Simon Hughes: It was all built with the Terragen engine, which is – I think it’s part of a plugin in Maya now. So we did initial passes doing just – it enabled us to get something pretty quick out to edit and to block it down in terms of where they wanted to see in there. Once they did, we just basically brought that back into MARI. In all areas that were close enough to camera, we just basically did high resolution texturing, which we just painted out from various elements that we had in our library here, really, in the images section. We just – down and dirty old-school painting.

Then, going around the sea floor again, we went between matte painting at one point – it actually ended up a the full CG build of that floor, with CG rocks and all the rest of it. We just needed to be able to be move and to have that sort of flexibility, and lighting and all the rest of it.

fxg: What about when there’s shots of divers shown? I thought it was clearly quite a bold idea to, again, shoot some practical photography in an underwater tank.

Simon Hughes: Yeah – it’s a pretty crazy thing to try and control. See, it’s very difficult, this underwater shooting, because, as much as you try and organize these things in advance, and all the rest of this, as with any shooting, there’s a lot of improvising that happens on the day. So, we try and cover as much green as you can. But then also the green screen actually causes – can cause us problems in some shots, because obviously it’s causing a lot of spill down there in the tank, and it’s a very – it’s supposed to be a very diffuse lighting environment. So we kind of made the call, basically on set as we were going through to decide sort of key moments, which we did for green screen in there.

A lot of it, we would actually go back to just roto’ing. It just enabled us to just kind of get the balance right in the tank, the overall level was okay, and then that we knew we could just get in to just kind of cutting them out, ready for that. Trying to – it’s just – it’s even tracking and things like that in the tank is a real challenge. We just designed a lot of underwater LED lights and things like that, so that we could – as they’re doing a quick frame-up, we could just get in and throw them in the tank and just try and see where the edges of sets are/

fxg: There’s a couple of explosion shots – how were they achieved?

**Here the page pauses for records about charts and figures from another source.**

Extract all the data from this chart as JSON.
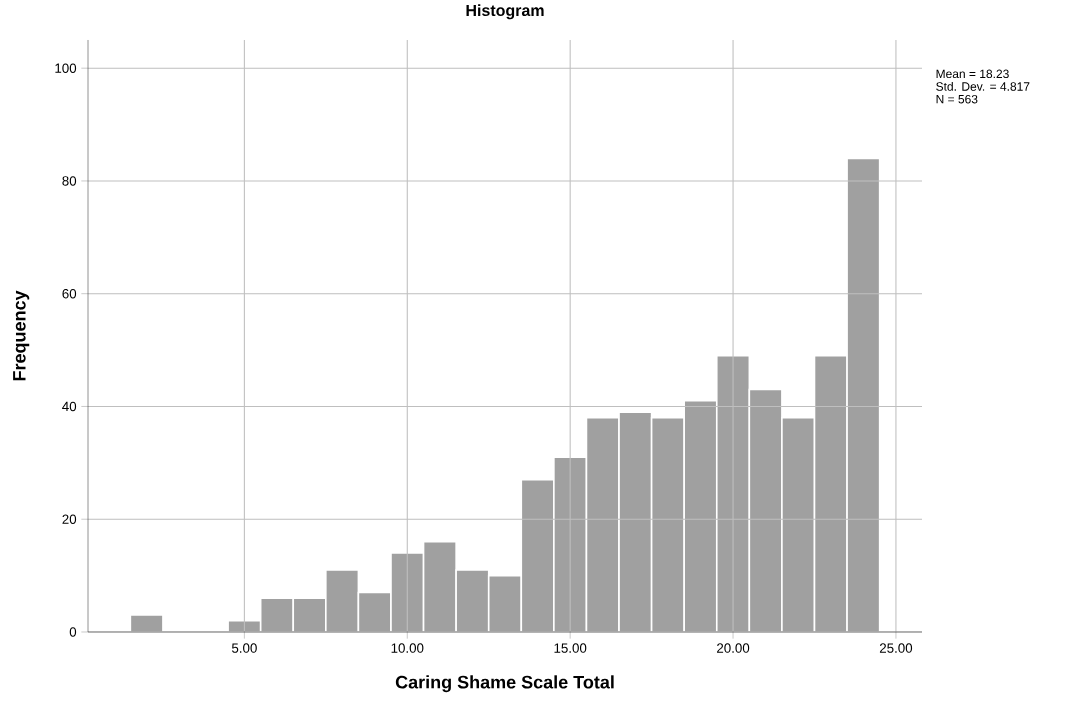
{
  "chart_data": {
    "type": "histogram",
    "title": "Histogram",
    "xlabel": "Caring Shame Scale Total",
    "ylabel": "Frequency",
    "bins": [
      1.5,
      2.5,
      3.5,
      4.5,
      5.5,
      6.5,
      7.5,
      8.5,
      9.5,
      10.5,
      11.5,
      12.5,
      13.5,
      14.5,
      15.5,
      16.5,
      17.5,
      18.5,
      19.5,
      20.5,
      21.5,
      22.5,
      23.5,
      24.5
    ],
    "values": [
      3,
      0,
      0,
      2,
      6,
      6,
      11,
      7,
      14,
      16,
      11,
      10,
      27,
      31,
      38,
      39,
      38,
      41,
      49,
      43,
      38,
      49,
      84
    ],
    "color": "#a0a0a0",
    "xlim": [
      0.2,
      25.8
    ],
    "ylim": [
      0,
      105
    ],
    "xticks": [
      {
        "value": 5,
        "label": "5.00"
      },
      {
        "value": 10,
        "label": "10.00"
      },
      {
        "value": 15,
        "label": "15.00"
      },
      {
        "value": 20,
        "label": "20.00"
      },
      {
        "value": 25,
        "label": "25.00"
      }
    ],
    "yticks": [
      0,
      20,
      40,
      60,
      80,
      100
    ],
    "grid": true,
    "annotations": [
      "Mean = 18.23",
      "Std. Dev. = 4.817",
      "N = 563"
    ]
  }
}
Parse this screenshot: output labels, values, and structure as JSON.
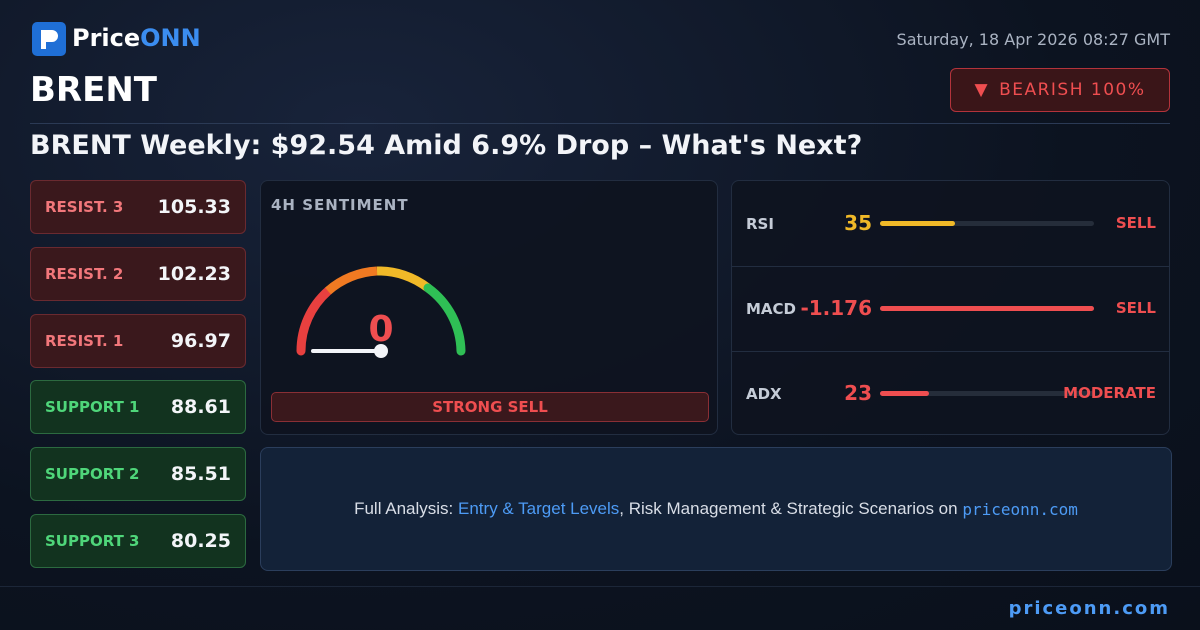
{
  "header": {
    "brand": [
      "Price",
      "ONN"
    ],
    "date": "Saturday, 18 Apr 2026 08:27 GMT",
    "symbol": "BRENT",
    "badge": "BEARISH 100%"
  },
  "headline": "BRENT Weekly: $92.54 Amid 6.9% Drop – What's Next?",
  "resistance": [
    {
      "label": "RESIST. 3",
      "value": "105.33"
    },
    {
      "label": "RESIST. 2",
      "value": "102.23"
    },
    {
      "label": "RESIST. 1",
      "value": "96.97"
    }
  ],
  "support": [
    {
      "label": "SUPPORT 1",
      "value": "88.61"
    },
    {
      "label": "SUPPORT 2",
      "value": "85.51"
    },
    {
      "label": "SUPPORT 3",
      "value": "80.25"
    }
  ],
  "sentiment": {
    "title": "4H SENTIMENT",
    "value": 0,
    "label": "STRONG SELL"
  },
  "indicators": [
    {
      "name": "RSI",
      "value": 35,
      "signal": "SELL",
      "color": "#f0b928"
    },
    {
      "name": "MACD",
      "value": -1.176,
      "signal": "SELL",
      "color": "#ef4e50"
    },
    {
      "name": "ADX",
      "value": 23,
      "signal": "MODERATE",
      "color": "#ef4e50"
    }
  ],
  "cta": {
    "prefix": "Full Analysis:",
    "link": "Entry & Target Levels",
    "rest": ", Risk Management & Strategic Scenarios on",
    "site": "priceonn.com"
  },
  "footer": "priceonn.com"
}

Simon Hughes: Well, there’s the explosions when we’re outside the submarine, where you see the glass actually come outside. That’s all entirely done in 3D, so there’s no practical elements in that. Which is – we’re very proud of that actually, because it’s quite – there’s a lot of R&D about this, we have to – compressing, and going back into an explosion scene, we found out a lot of reference material on that and just spent a lot of time just matching an underwater explosion.

Then the explosions interior again, yeah, they were very much a mix of the practical elements, which we shot with the SFX team, and some elements that we had in the library here, and then just filling it up with a lot of effects to bring in spark and all sorts of stuff really. So yeah, a mixed bag on those things.

fxg: Tell me about the sort of length of the project and how much – how big your team was, on it?

Tim Caplan: I think we were probably on it from – well, it’s a good question. We were probably on it for over a year, from start to finish. So we were involved at the previs – we previs’d the whole underwater sequence, where they travel from the submarine to the U-boat. I suppose the team just steadily grew throughout the job to when we probably were up to about 30-35 people on the show.

fxg: Is there anything else you wanted to mention about the show?

Tim Caplan: I think that, from our point of view, it was a perfect show for us, in terms of how the production engaged with us. And it’s definitely the kind of work we’d love to do more of.

Simon Hughes: It’s just been really good fun, with the people who were in it. It’s rewarding work. It comes under the invisible effects category, but it is far more challenging, and you have full scenes of 3D shots in there. So there’s a lot for us to be proud of, I think.